I shan’t seek to define confabulation here (a task in its own right) but instead note the subtype I’ll explain. I’m interested in cases whereby subjects falsely explain their attitudes (e.g. beliefs, desires, preferences) in response to prompting. We see a paradigm example of this in Nisbett and Wilson’s (1977) experiment in which they arranged four pairs of identical stockings on a table and asked individuals which they preferred and why. Subjects picked a pair generally towards the right of the table. Instead of noting the real cause of their preference – the position of the tights – or admitting ignorance, subjects gave incorrect explanations. That is, they confabulated an answer, such as the pair’s supposedly superior ‘knit, sheerness, and weave’. Indeed, this is a commonplace phenomenon. We’ve all at one point adopted a stance which we’ve rationalised after the fact. (E.g. I kid myself that I prefer the expensive branded yogurt over the supermarket offering because it’s tastier, and nothing to do with the clever marketing).

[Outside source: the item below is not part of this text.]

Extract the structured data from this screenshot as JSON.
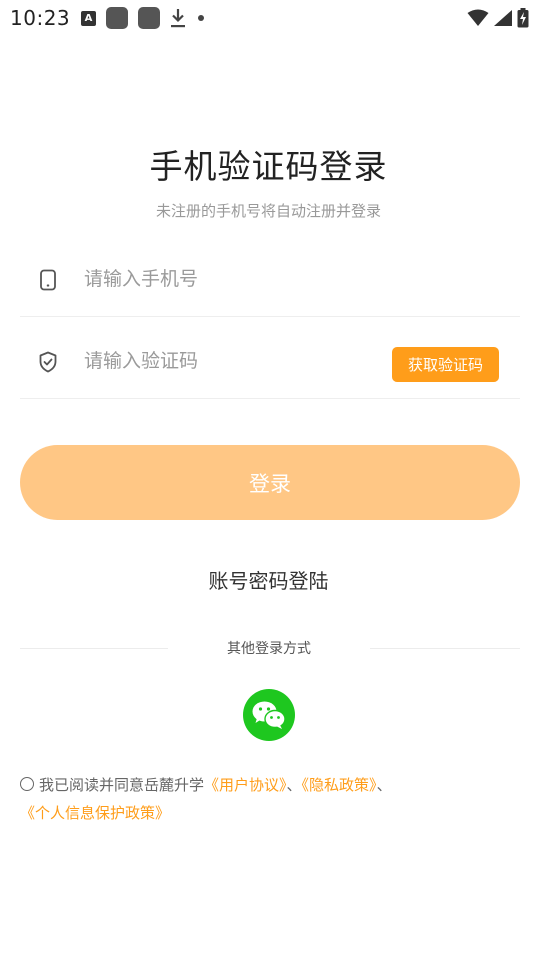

The paper then introduces three explananda for our explanation of this phenomenon, and argues that the two main options in the literature fail to account for all these. For example, confabulation is first-personal – we make these sorts of mistakes more readily with ourselves than others. (Here I draw on work such as Pronin et al. 2002 concerning the ‘bias blind spot’). Yet some accounts (e.g. Nisbett and Wilson 1977, Carruthers 2013, and Cassam 2014) struggle to address this important asymmetry in our mistaken self-ascriptions.
I propose an explanation which does account for all three explananda. It appeals to what I call the knowledgeable reasons explanation (KRE) obligation:
The obligation to knowledgeably self-ascribe motivating reasons when explaining one’s own attitude.
We shouldn’t confuse this rational obligation with moral ones. It just captures the thought that I ought to, for example, explain my belief that it will rain by citing a motivating reason, such as the weather forecast. That we bear the KRE obligation is independently plausible: I seem to be doing something irrational and criticisable if I instead answer the question ‘why?’ with ‘no reason’, ‘I don’t know’ or ‘I’m generally pessimistic’.
I use KRE in the following explanation:
We confabulate, and indeed confabulate with the content we do, because we desire to have fulfilled the KRE obligation (i.e. the obligation to knowledgeably explain our attitudes by reference to motivating reasons)
We can now explain the stockings experiment in the following way. The desire to have fulfilled the KRE obligation leads the subjects to confabulate an answer in the absence of a true one they can provide – they did not form their preference on the basis of reasons. And further, they specifically self-ascribe the reason that the stockings were sheerer, say, because it is a plausible motivating reason. This proposal accounts for the explananda in a non-ad-hoc way. For example, confabulation is first-personal because we desire to have fulfilled the obligation to knowledgeably explain our own attitudes by reference to motivating reasons, not other people’s.
The final section raises an upshot for understanding self-knowledge. Contrary to popular assumption, confabulation cases give us reason to think we have distinctive access to why we have our attitudes. What exactly our special access amounts to, though, must be left for further papers!